Formulate and test a hypothesis to determine if statistical evidence suggests that the graduation rate for either top liberal arts colleges or research universities in the sample Colleges and Universities exceeds 90%. Do the data support a conclusion that the graduation rate exceeds 85%? Would your conclusions change if the level of significance were 0.01 instead of 0.05?

What is the sample data?

Formulate and test a hypothesis to determine if statistical evidence suggests that

the graduation rate for either top liberal arts colleges or research universities in the
sample Colleges and Universities exceeds 90%.

To formulate and test a hypothesis regarding the graduation rates for top liberal arts colleges or research universities in the sample, we can follow these steps:

Step 1: Establish the null and alternative hypotheses:
- Null hypothesis (H₀): The graduation rate for either top liberal arts colleges or research universities in the sample does not exceed 90%.
- Alternative hypothesis (H₁): The graduation rate for either top liberal arts colleges or research universities in the sample exceeds 90%.

Step 2: Gather relevant data:
Collect data on the graduation rates of the top liberal arts colleges and research universities in the sample.

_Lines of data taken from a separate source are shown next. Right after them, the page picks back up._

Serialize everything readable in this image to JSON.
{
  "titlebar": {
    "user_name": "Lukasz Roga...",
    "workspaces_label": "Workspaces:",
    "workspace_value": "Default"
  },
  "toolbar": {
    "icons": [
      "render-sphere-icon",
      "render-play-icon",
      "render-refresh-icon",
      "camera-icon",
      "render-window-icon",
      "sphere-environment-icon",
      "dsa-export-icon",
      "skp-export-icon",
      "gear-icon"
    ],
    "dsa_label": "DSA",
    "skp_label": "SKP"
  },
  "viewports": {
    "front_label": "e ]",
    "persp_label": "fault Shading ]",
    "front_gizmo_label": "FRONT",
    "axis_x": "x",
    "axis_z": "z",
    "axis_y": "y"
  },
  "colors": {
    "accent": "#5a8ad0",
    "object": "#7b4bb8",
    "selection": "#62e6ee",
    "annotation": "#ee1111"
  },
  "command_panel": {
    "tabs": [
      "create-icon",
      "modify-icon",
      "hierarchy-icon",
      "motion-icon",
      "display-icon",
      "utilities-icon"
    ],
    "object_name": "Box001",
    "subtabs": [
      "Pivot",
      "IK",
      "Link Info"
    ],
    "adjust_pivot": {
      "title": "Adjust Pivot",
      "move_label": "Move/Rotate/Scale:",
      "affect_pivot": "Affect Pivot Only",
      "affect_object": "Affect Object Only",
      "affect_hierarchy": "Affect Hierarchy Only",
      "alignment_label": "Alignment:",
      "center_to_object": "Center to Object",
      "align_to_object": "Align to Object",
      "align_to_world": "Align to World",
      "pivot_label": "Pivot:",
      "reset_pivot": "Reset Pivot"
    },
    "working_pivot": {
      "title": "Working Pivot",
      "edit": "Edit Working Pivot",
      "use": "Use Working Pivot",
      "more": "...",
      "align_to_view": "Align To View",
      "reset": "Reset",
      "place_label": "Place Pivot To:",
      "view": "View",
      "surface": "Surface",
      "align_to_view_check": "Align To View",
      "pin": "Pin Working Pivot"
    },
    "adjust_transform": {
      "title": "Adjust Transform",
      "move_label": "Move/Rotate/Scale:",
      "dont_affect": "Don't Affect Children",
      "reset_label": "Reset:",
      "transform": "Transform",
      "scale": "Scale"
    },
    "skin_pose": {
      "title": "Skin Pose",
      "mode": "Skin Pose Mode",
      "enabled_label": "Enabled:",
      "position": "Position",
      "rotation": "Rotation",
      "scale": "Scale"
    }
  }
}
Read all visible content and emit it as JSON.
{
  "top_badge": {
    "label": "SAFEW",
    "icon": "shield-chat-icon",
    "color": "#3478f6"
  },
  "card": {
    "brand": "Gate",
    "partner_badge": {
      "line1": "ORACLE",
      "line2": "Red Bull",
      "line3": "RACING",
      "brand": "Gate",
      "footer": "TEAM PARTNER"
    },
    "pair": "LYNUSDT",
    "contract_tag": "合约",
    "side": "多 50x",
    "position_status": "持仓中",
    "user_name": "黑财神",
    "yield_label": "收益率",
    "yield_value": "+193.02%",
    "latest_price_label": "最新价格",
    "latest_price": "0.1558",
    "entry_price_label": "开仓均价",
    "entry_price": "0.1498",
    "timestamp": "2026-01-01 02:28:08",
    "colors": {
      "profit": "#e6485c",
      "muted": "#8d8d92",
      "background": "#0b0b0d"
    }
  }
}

Ensure that the data includes information on both the institutions' categorization and their respective graduation rates.

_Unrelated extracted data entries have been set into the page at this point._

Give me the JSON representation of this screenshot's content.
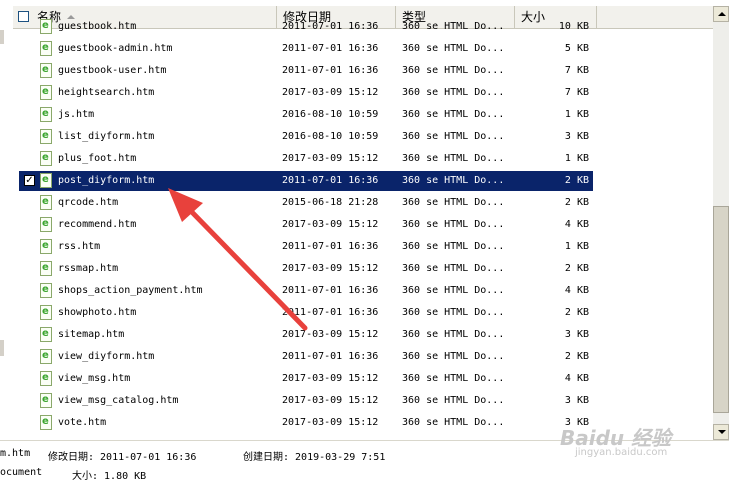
{
  "columns": {
    "name": "名称",
    "date": "修改日期",
    "type": "类型",
    "size": "大小"
  },
  "files": [
    {
      "name": "guestbook.htm",
      "date": "2011-07-01 16:36",
      "type": "360 se HTML Do...",
      "size": "10 KB",
      "selected": false
    },
    {
      "name": "guestbook-admin.htm",
      "date": "2011-07-01 16:36",
      "type": "360 se HTML Do...",
      "size": "5 KB",
      "selected": false
    },
    {
      "name": "guestbook-user.htm",
      "date": "2011-07-01 16:36",
      "type": "360 se HTML Do...",
      "size": "7 KB",
      "selected": false
    },
    {
      "name": "heightsearch.htm",
      "date": "2017-03-09 15:12",
      "type": "360 se HTML Do...",
      "size": "7 KB",
      "selected": false
    },
    {
      "name": "js.htm",
      "date": "2016-08-10 10:59",
      "type": "360 se HTML Do...",
      "size": "1 KB",
      "selected": false
    },
    {
      "name": "list_diyform.htm",
      "date": "2016-08-10 10:59",
      "type": "360 se HTML Do...",
      "size": "3 KB",
      "selected": false
    },
    {
      "name": "plus_foot.htm",
      "date": "2017-03-09 15:12",
      "type": "360 se HTML Do...",
      "size": "1 KB",
      "selected": false
    },
    {
      "name": "post_diyform.htm",
      "date": "2011-07-01 16:36",
      "type": "360 se HTML Do...",
      "size": "2 KB",
      "selected": true
    },
    {
      "name": "qrcode.htm",
      "date": "2015-06-18 21:28",
      "type": "360 se HTML Do...",
      "size": "2 KB",
      "selected": false
    },
    {
      "name": "recommend.htm",
      "date": "2017-03-09 15:12",
      "type": "360 se HTML Do...",
      "size": "4 KB",
      "selected": false
    },
    {
      "name": "rss.htm",
      "date": "2011-07-01 16:36",
      "type": "360 se HTML Do...",
      "size": "1 KB",
      "selected": false
    },
    {
      "name": "rssmap.htm",
      "date": "2017-03-09 15:12",
      "type": "360 se HTML Do...",
      "size": "2 KB",
      "selected": false
    },
    {
      "name": "shops_action_payment.htm",
      "date": "2011-07-01 16:36",
      "type": "360 se HTML Do...",
      "size": "4 KB",
      "selected": false
    },
    {
      "name": "showphoto.htm",
      "date": "2011-07-01 16:36",
      "type": "360 se HTML Do...",
      "size": "2 KB",
      "selected": false
    },
    {
      "name": "sitemap.htm",
      "date": "2017-03-09 15:12",
      "type": "360 se HTML Do...",
      "size": "3 KB",
      "selected": false
    },
    {
      "name": "view_diyform.htm",
      "date": "2011-07-01 16:36",
      "type": "360 se HTML Do...",
      "size": "2 KB",
      "selected": false
    },
    {
      "name": "view_msg.htm",
      "date": "2017-03-09 15:12",
      "type": "360 se HTML Do...",
      "size": "4 KB",
      "selected": false
    },
    {
      "name": "view_msg_catalog.htm",
      "date": "2017-03-09 15:12",
      "type": "360 se HTML Do...",
      "size": "3 KB",
      "selected": false
    },
    {
      "name": "vote.htm",
      "date": "2017-03-09 15:12",
      "type": "360 se HTML Do...",
      "size": "3 KB",
      "selected": false
    }
  ],
  "details": {
    "name_fragment": "m.htm",
    "modified": "修改日期: 2011-07-01 16:36",
    "created": "创建日期: 2019-03-29 7:51",
    "type_fragment": "ocument",
    "size": "大小: 1.80 KB"
  },
  "watermark": {
    "logo": "Baidu 经验",
    "url": "jingyan.baidu.com"
  },
  "colors": {
    "selection": "#0a246a",
    "annotation_arrow": "#e8413c"
  },
  "icons": {
    "file": "ie-html-file-icon",
    "check": "checkbox-icon"
  }
}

Step 3: Perform statistical analysis:
Calculate the average graduation rates and determine if they exceed 90%. Conduct a hypothesis test using appropriate statistical methods, such as a t-test or z-test, depending on the characteristics of the data.

Step 4: Establish the significance level:
Specify the desired level of significance before conducting the hypothesis test. In this case, let's consider a significance level of 0.05.

Step 5: Determine the critical value:
Consult a statistical table or use statistical software to find the critical value corresponding to a significance level of 0.05. This critical value is the threshold beyond which we reject the null hypothesis.

Step 6: Compare the test statistic to the critical value:
Calculate the test statistic using the collected data and compare it to the critical value. If the test statistic is greater than the critical value, we reject the null hypothesis.

Step 7: Analyze the results:
If the null hypothesis is rejected, we can conclude that statistical evidence suggests the graduation rate for either top liberal arts colleges or research universities in the sample exceeds 90%. Conversely, if the null hypothesis is not rejected, we cannot conclude that the graduation rate exceeds 90%.

Now, to determine if the data support a conclusion that the graduation rate exceeds 85%, we would follow the same steps, but modify the null and alternative hypotheses accordingly:

- Null hypothesis (H₀): The graduation rate for either top liberal arts colleges or research universities in the sample does not exceed 85%.
- Alternative hypothesis (H₁): The graduation rate for either top liberal arts colleges or research universities in the sample exceeds 85%.

By performing the same hypothesis test and comparing the test statistic to the critical value, we can determine if the data provide evidence to support the conclusion that the graduation rate exceeds 85%.

However, in the last part of your question, you asked if the conclusions would change if the level of significance was 0.01 instead of 0.05. Changing the significance level alters the threshold of evidence required to reject the null hypothesis.

If the level of significance is reduced to 0.01, the critical value would be more stringent, and the test statistic would need to be even greater to reject the null hypothesis. Therefore, the conclusions might change depending on the new critical value and the results of the hypothesis test. A higher degree of evidence would be required to reject the null hypothesis, making it less likely to conclude that the graduation rate exceeds the given threshold.